Rational: Creating a therapeutic relationship. Help the patient accept the feelings and provide an opportunity to clarify misconceptions.

4. Acknowledge that this is a scary situation and others expressed similar fear. Assist patients in expressing feelings by listening actively.
Rational: If the patient has his own fear, this feeling of validation that is normal can help patients feel less isolated.

5. Provide accurate information, real about what to do.
Rational: Involving patients in the plan of care and reduce unnecessary anxiety about the unknown.

6. Provide a quiet environment to rest.
Rationale: Increase relaxation, improve coping skills.
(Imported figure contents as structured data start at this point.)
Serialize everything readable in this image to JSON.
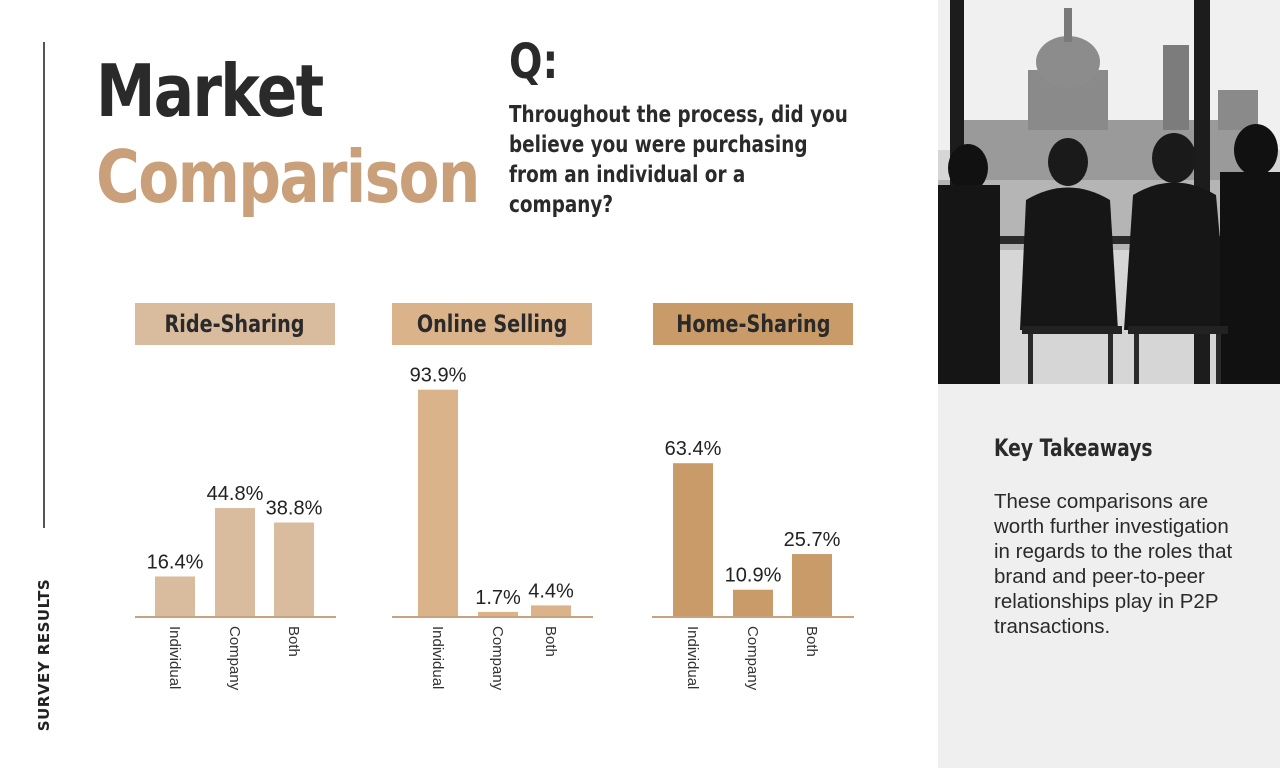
{
  "page": {
    "side_label": "SURVEY RESULTS",
    "title_line1": "Market",
    "title_line2": "Comparison",
    "question_mark": "Q:",
    "question": "Throughout the process, did you believe you were purchasing from an individual or a company?"
  },
  "takeaways": {
    "title": "Key Takeaways",
    "body": "These comparisons are worth further investigation in regards to the roles that brand and peer-to-peer relationships play in P2P transactions."
  },
  "chart_data": [
    {
      "type": "bar",
      "title": "Ride-Sharing",
      "categories": [
        "Individual",
        "Company",
        "Both"
      ],
      "values": [
        16.4,
        44.8,
        38.8
      ],
      "labels": [
        "16.4%",
        "44.8%",
        "38.8%"
      ],
      "ylim": [
        0,
        100
      ],
      "color": "#d9bc9e"
    },
    {
      "type": "bar",
      "title": "Online Selling",
      "categories": [
        "Individual",
        "Company",
        "Both"
      ],
      "values": [
        93.9,
        1.7,
        4.4
      ],
      "labels": [
        "93.9%",
        "1.7%",
        "4.4%"
      ],
      "ylim": [
        0,
        100
      ],
      "color": "#dbb38a"
    },
    {
      "type": "bar",
      "title": "Home-Sharing",
      "categories": [
        "Individual",
        "Company",
        "Both"
      ],
      "values": [
        63.4,
        10.9,
        25.7
      ],
      "labels": [
        "63.4%",
        "10.9%",
        "25.7%"
      ],
      "ylim": [
        0,
        100
      ],
      "color": "#c99b68"
    }
  ]
}
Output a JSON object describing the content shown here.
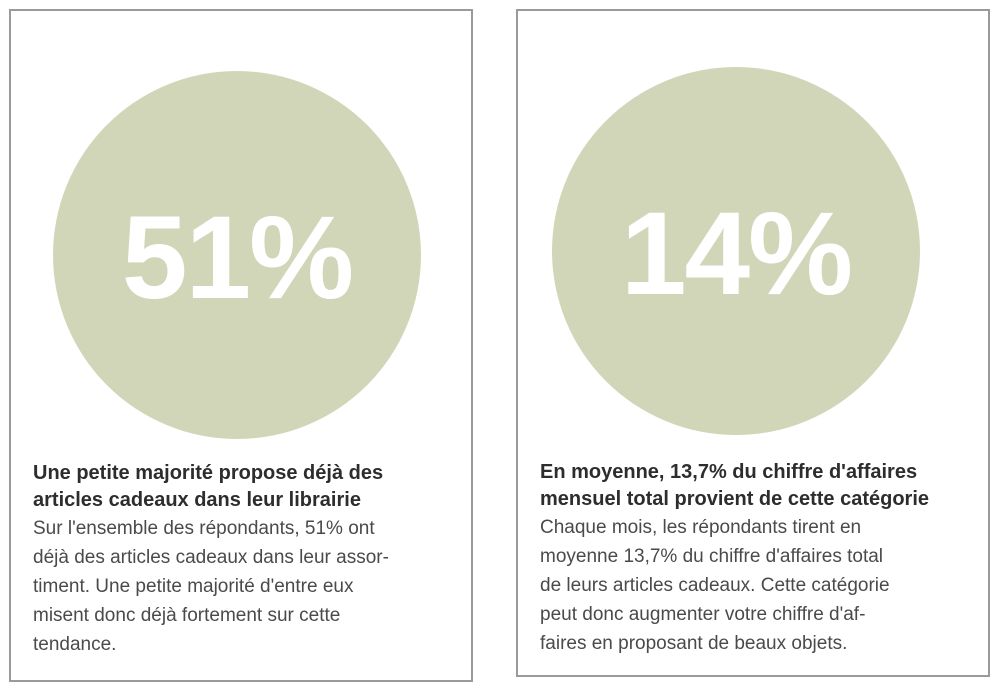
{
  "cards": [
    {
      "stat": "51%",
      "headline_1": "Une petite majorité propose déjà des",
      "headline_2": "articles cadeaux dans leur librairie",
      "body_1": "Sur l'ensemble des répondants, 51% ont",
      "body_2": "déjà des articles cadeaux dans leur assor-",
      "body_3": "timent. Une petite majorité d'entre eux",
      "body_4": "misent donc déjà fortement sur cette",
      "body_5": "tendance."
    },
    {
      "stat": "14%",
      "headline_1": "En moyenne, 13,7% du chiffre d'affaires",
      "headline_2": "mensuel total provient de cette catégorie",
      "body_1": "Chaque mois, les répondants tirent en",
      "body_2": "moyenne 13,7% du chiffre d'affaires total",
      "body_3": "de leurs articles cadeaux. Cette catégorie",
      "body_4": "peut donc augmenter votre chiffre d'af-",
      "body_5": "faires en proposant de beaux objets."
    }
  ],
  "colors": {
    "circle": "#d2d6b8",
    "border": "#9a9a9a",
    "stat_text": "#ffffff"
  }
}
7. Provide opportunities for the people closest to expressing feelings / problems. Encourage the person closest to the real show positive behavior.
Rational: Helping people closest to accept the anxiety / fear itself that can be transplanted into patients. Improve the behavior of the support that can facilitate healing.

8. Show relaxation techniques, eg, deep breathing exercises, guidance imagination.
Rational: Learn how to relax can help reduce fear and anxiety.


Collaboration

1. Give the drug as an indication
Rational: Drugs that can be used occasionally to reduce anxiety and improve the rest, especially in patients with ulcers.

2. Refer to the psychiatric nurse / religious advisor
Rational: It may take an additional aid for healing to accept the consequences of emergency situations / decisions to the need / demand changes in lifestyle.